- 27. Februar 2026
- Prüfung
Mindestbesteuerung (Pillar Two) – Neue Anforderungen für den Anhang
Mit der Umsetzung der globalen Mindestbesteuerung („Pillar Two“) in deutsches Recht durch das Mindeststeuergesetz ergeben sich für große, international tätige Unternehmensgruppen neue bilanzielle Fragestellungen.

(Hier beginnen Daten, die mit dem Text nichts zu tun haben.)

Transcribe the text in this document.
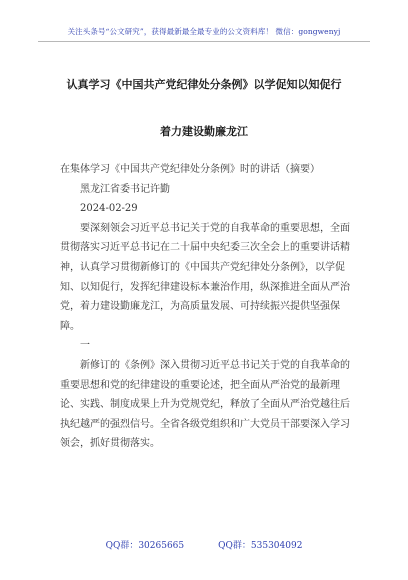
关注头条号“公文研究”，获得最新最全最专业的公文资料库！ 微信：gongwenyj
认真学习《中国共产党纪律处分条例》以学促知以知促行
着力建设勤廉龙江

在集体学习《中国共产党纪律处分条例》时的讲话（摘要）

黑龙江省委书记许勤

2024-02-29

要深刻领会习近平总书记关于党的自我革命的重要思想，全面贯彻落实习近平总书记在二十届中央纪委三次全会上的重要讲话精神，认真学习贯彻新修订的《中国共产党纪律处分条例》，以学促知、以知促行，发挥纪律建设标本兼治作用，纵深推进全面从严治党，着力建设勤廉龙江，为高质量发展、可持续振兴提供坚强保障。

一

新修订的《条例》深入贯彻习近平总书记关于党的自我革命的重要思想和党的纪律建设的重要论述，把全面从严治党的最新理论、实践、制度成果上升为党规党纪，释放了全面从严治党越往后执纪越严的强烈信号。全省各级党组织和广大党员干部要深入学习领会，抓好贯彻落实。

QQ群：30265665	QQ群：535304092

Ziel der Regelung ist es, eine effektive Mindestbesteuerung von 15 % auf Konzernebene sicherzustellen.
Neben den steuerlichen Auswirkungen rücken zunehmend auch Rechnungslegungs- und Offenlegungsfragen in den Fokus.
Zusätzliche Anhangangaben möglich
Im Zusammenhang mit der Mindestbesteuerung können sich insbesondere folgende zusätzliche Anhangangaben ergeben:
- Angaben zu tatsächlichen Steueraufwendungen, die aus der Anwendung der Mindestbesteuerung resultieren
- Erläuterungen zu latenten Steuerwirkungen, sofern sich aus temporären Differenzen Effekte im Zusammenhang mit der Mindeststeuer ergeben
- Darstellung der Betroffenheit des Unternehmens bzw. der Unternehmensgruppe
- Beschreibung der bilanziellen Behandlung der Mindeststeuer im Jahres- oder Konzernabschluss
Dabei hängt der konkrete Umfang der Angaben von der individuellen Betroffenheit und der gewählten bilanziellen Einordnung ab.
Die Pflicht zur Angabe ergibt sich aus dem Handelsgesetzbuch (HGB) durch neu geschaffene Rechnungslegungsvorschriften:
- § 285 Nr. 30a HGB – für den Einzelabschlus
- § 314 Abs. 1 Nr. 22a HGB – für den Konzernabschluss
Die Pflichtangabe im Anhang gilt erstmals für Jahres- und Konzernabschlüsse, deren Geschäftsjahr nach dem 30. Dezember 2023 endet. Das bedeutet z. B. bei einem kalenderjahrgleichen Geschäftsjahr, dass die Pflicht ab dem Abschluss 2024/2024 Anwendung findet.
Wer ist betroffen?
Die Regelungen richten sich primär an große, international tätige Unternehmensgruppen, die die relevanten Umsatzschwellen überschreiten. Für rein national tätige oder kleinere Unternehmen ergeben sich in der Regel keine unmittelbaren Auswirkungen. Schwellenwert für die Anwendbarkeit der Mindestbesteuerung: Multinationale Unternehmensgruppen sind erfasst, wenn sie in mindestens zwei der letzten vier Geschäftsjahre einen konsolidierten Umsatz von mindestens 750 Mio. € erzielt haben.
Fazit
Die Mindestbesteuerung ist nicht nur ein steuerliches Thema, sondern hat auch Auswirkungen auf Rechnungslegung und Anhangangaben. Unternehmen sollten frühzeitig prüfen, ob sie betroffen sind, wie sich die Regelungen bilanziell auswirken und welche zusätzlichen Angaben im Anhang erforderlich werden.